InventoryEndpointIT.java

link:finish/inventory/src/test/java/it/io/openliberty/guides/inventory/InventoryEndpointIT.java[role=include]
  • The testEmptyInventory() method checks that the inventory service has a total of 0 systems before anything is added to it.

  • The testHostRegistration() method checks that the system service was added to inventory properly.

  • The testSystemPropertiesMatch() checks that the system properties match what was added into the inventory service.

  • The testUnknownHost() method checks that an error is raised if an unknown host name is being added into the inventory service.
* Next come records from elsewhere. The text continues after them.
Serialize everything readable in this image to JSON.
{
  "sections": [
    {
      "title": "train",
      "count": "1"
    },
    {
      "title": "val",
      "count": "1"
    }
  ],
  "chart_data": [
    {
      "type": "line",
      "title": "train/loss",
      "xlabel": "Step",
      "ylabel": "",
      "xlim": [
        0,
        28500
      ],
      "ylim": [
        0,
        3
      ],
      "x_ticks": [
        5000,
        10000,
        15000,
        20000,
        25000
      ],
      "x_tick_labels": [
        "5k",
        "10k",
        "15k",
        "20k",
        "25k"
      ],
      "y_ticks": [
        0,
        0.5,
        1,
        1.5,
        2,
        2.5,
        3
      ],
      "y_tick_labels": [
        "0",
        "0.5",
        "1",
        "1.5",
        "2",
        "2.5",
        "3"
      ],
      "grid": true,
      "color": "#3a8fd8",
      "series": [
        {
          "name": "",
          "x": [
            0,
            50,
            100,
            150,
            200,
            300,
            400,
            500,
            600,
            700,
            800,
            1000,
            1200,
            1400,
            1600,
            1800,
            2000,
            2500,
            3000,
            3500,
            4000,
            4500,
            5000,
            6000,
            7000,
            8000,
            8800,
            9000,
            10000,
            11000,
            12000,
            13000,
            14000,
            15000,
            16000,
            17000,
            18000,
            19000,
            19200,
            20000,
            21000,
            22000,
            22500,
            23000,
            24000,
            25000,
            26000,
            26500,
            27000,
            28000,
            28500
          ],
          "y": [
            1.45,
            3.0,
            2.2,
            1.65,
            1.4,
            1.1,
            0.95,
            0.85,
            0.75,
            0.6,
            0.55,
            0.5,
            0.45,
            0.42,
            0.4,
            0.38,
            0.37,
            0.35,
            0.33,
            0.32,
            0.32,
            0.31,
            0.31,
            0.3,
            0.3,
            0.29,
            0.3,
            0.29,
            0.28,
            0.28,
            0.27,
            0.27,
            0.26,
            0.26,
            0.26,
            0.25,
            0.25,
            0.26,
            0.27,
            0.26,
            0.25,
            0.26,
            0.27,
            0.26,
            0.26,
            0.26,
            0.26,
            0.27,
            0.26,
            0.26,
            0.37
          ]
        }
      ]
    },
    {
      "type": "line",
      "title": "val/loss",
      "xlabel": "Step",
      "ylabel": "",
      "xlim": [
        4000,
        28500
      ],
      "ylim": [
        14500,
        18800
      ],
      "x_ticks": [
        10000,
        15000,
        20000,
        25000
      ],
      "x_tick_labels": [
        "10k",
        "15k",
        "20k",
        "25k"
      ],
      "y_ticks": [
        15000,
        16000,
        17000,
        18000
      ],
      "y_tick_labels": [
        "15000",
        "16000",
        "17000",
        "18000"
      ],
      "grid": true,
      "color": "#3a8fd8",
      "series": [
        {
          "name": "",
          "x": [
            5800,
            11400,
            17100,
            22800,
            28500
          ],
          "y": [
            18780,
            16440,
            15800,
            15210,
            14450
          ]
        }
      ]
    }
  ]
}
  • The systemServiceIp variable has the same value as the IP address that you retrieved in the previous section when you manually added the system service into the inventory service. This value of the IP address is passed in when you run the tests.

Running the tests

Run the Maven package goal to compile the test classes. Run the Maven failsafe goal to test the services that are running in the containers by replacing the [system-ip-address] with the IP address that you determined previously.

mvn package
mvn failsafe:integration-test -Dsystem.ip=[system-ip-address] -Dinventory.http.port=9081 -Dsystem.http.port=9080

If the tests pass, you see output similar to the following example:

-------------------------------------------------------
 T E S T S
-------------------------------------------------------
Running it.io.openliberty.guides.system.SystemEndpointIT
Tests run: 1, Failures: 0, Errors: 0, Skipped: 0, Time elapsed: 0.653 s - in it.io.openliberty.guides.system.SystemEndpointIT

Results:

Tests run: 1, Failures: 0, Errors: 0, Skipped: 0

-------------------------------------------------------
 T E S T S
-------------------------------------------------------
Running it.io.openliberty.guides.inventory.InventoryEndpointIT
Tests run: 4, Failures: 0, Errors: 0, Skipped: 0, Time elapsed: 0.935 s - in it.io.openliberty.guides.inventory.InventoryEndpointIT

Results:

Tests run: 4, Failures: 0, Errors: 0, Skipped: 0

When you are finished with the services, run the following commands to stop and remove your containers:

podman stop inventory system
podman rm inventory system

Great work! You’re done!

You have just built container images and run two microservices on Open Liberty in containers using Podman.